Syracuse, on the other hand, is an average team in one of the NCAA's worst major conferences. None of the players on the Syracuse roster have ever played in a bowl game, and that lack of experience could come back to haunt the Orange when they step out onto the frozen tundra in front of tens of thousands of screaming fans.
This game will be played, and won, on the ground. Neither team has a particularly strong passing offense or any impact receivers that are capable of single-handedly taking over a game.
That means the 2010 Pinstripe Bowl will come down to Daniel Thomas vs. the Syracuse rush defense, and Delone Carter vs. the Kansas St. rush defense.
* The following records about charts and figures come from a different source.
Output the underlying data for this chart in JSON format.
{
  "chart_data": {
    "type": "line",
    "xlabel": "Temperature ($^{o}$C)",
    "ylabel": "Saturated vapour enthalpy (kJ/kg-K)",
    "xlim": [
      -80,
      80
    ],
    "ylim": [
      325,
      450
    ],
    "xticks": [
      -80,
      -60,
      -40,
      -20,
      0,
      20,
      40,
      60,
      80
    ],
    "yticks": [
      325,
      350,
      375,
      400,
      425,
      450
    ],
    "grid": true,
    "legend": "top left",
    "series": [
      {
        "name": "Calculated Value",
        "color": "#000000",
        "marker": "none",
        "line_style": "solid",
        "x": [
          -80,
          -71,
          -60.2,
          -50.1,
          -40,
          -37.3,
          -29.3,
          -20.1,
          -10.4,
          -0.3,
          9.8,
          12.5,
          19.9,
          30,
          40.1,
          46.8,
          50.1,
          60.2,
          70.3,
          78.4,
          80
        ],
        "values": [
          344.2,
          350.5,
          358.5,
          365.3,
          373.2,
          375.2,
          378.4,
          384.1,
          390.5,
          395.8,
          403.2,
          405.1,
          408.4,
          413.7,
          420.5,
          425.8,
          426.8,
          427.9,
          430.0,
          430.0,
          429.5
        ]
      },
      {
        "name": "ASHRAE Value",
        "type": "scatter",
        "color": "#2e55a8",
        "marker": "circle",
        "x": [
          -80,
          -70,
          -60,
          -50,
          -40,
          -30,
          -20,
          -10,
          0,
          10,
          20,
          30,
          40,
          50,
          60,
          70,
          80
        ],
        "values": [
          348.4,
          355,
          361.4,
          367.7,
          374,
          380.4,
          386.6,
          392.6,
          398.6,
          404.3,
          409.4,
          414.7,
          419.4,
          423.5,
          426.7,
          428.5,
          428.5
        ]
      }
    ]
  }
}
Thomas is one of the best running backs in the nation and Syracuse hasn't faced anyone like him all season, with the possible exception of Pittsburgh's Dion Lewis in a game that the Panthers won easily 45-14. Carter is good, but he's not on anywhere near the same level as Thomas and is a complete non-factor unless he has the ball in his hands.
The Wildcats will struggle to move the ball against the Syracuse defense, but all it takes is a couple of big runs to break the game open. Odds are that Thomas will get those runs eventually. Syracuse doesn't have the offensive firepower to trade touchdowns with Kansas State, which means that the defense needs to be perfect.
Since the words Syracuse and perfection haven't gone very well together in a long time, this game has to go to Kansas State.